Tempting as it may be to portray NTV journalists as altruistic defenders of freedom of speech, it would be as misleading as to present their opponents as stewards of justice and state interests. The Kremlin attacked NTV not for its faults, but because of its merits, yet in doing so it relied on its weaknesses. Many of the journalists, spoiled and compromised by their inflated status, and their own cynicism, which they saw as an asset during the times when they were in power, evoked moral values in their time of need.
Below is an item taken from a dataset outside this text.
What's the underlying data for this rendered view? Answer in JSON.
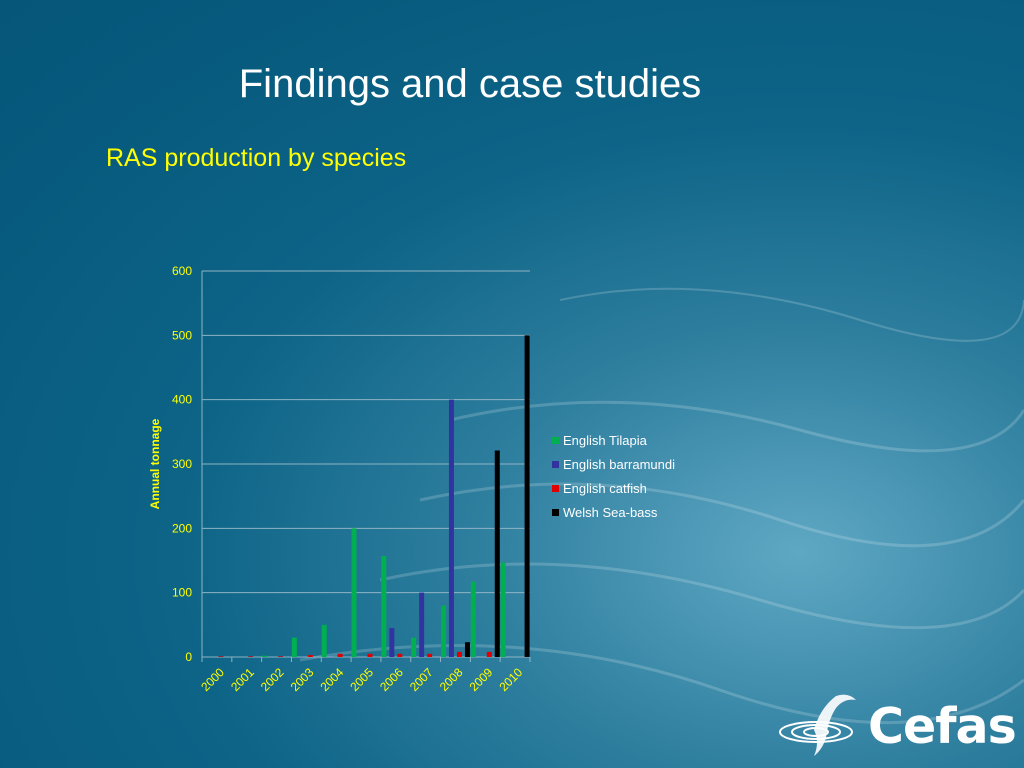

NTV’s transformation into a protest movement seemed unnatural. Journalists flew an NTV flag out of the window at the Ostankino television centre. News programmes started coming out with the NTV green logo crossed out by the word ‘protest’ in red. The slogan ‘news is our profession’ turned into ‘protest is our profession’. NTV reduced its programming to news. The rest of the air time was filled with a live feed from inside NTV’s studios and offices. This was a Big Brother reality show before the format even appeared in Russia.
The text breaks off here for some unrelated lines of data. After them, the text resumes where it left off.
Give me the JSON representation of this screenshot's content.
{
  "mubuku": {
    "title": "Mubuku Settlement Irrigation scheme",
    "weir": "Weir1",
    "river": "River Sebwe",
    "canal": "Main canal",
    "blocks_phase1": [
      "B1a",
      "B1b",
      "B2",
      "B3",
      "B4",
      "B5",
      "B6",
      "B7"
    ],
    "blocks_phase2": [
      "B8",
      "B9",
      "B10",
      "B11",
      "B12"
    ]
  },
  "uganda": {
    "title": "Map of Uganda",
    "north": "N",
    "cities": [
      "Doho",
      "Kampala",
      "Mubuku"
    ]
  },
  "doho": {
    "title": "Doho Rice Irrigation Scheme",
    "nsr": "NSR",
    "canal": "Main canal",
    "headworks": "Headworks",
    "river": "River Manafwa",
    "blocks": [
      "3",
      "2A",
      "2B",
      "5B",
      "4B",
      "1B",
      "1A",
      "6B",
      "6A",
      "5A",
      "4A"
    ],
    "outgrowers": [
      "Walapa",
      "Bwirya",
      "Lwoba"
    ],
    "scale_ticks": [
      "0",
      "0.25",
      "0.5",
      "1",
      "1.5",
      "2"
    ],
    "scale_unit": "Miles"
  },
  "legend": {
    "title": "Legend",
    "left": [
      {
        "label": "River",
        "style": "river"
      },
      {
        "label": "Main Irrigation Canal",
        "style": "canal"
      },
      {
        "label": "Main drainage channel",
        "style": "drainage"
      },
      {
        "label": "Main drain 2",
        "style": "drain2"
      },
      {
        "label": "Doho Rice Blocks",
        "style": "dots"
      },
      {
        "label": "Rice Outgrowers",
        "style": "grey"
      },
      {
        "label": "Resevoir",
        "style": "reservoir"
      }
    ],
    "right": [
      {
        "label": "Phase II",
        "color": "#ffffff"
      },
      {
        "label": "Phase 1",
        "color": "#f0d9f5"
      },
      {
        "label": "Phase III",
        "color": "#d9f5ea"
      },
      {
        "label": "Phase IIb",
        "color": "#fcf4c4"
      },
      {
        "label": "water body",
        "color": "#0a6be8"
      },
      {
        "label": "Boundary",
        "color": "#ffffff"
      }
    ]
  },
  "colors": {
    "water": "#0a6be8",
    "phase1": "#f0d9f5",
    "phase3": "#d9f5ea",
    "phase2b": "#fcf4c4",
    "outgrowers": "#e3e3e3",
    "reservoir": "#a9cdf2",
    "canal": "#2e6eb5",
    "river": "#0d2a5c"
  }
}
The sight of Kiselev, in a dapper black coat, addressing the crowd at a public rally in his usual respectable television manner, holding hands with other correspondents and waving along to a song, seemed odd. Parfenov cringed at this stylistic clash. He published an open letter to Kiselev in the Kommersant newspaper, offering his resignation. ‘I can no longer hear your preaching in the newsroom – these ten-minute-long outbursts of hatred – and I can’t just ignore them as long as I work here,’ he wrote.24
The same day as his letter was published, Parfenov went to NTV’s studio to participate in the talk show Anthropology, which consisted entirely of NTV staff. ‘You are a traitor!’ NTV’s flamboyant night talk-show presenter, Dmitry Dibrov, shouted at him on air: ‘You have betrayed our battle for the freedom of speech! You have betrayed people who are working here!’ Ever ironic, Parfenov asked his fuming colleague: ‘Do you really think that the words “traitor”, “freedom of speech” and “battle” should be pronounced with three exclamation marks?’25 Parfenov’s stand would have looked more principled had he not accepted a generous pay offer from NTV’s new owners.
In fact, the conflict with NTV was much more about the freedom of speech than people realized. After all, freedom did not automatically imply objectivity or even quality, but merely the right to say something different without the fear of persecution. What NTV provided was not objectivity, but pluralism. Had Russia had ten other powerful private news channels with the same reach as the state ones, the fate of NTV would have mattered less. But Russia had only two state or quasi-state channels whose finances were far murkier than NTV’s. By taking over NTV, the state was not just disposing of a defiant oligarch; it was disposing of competition.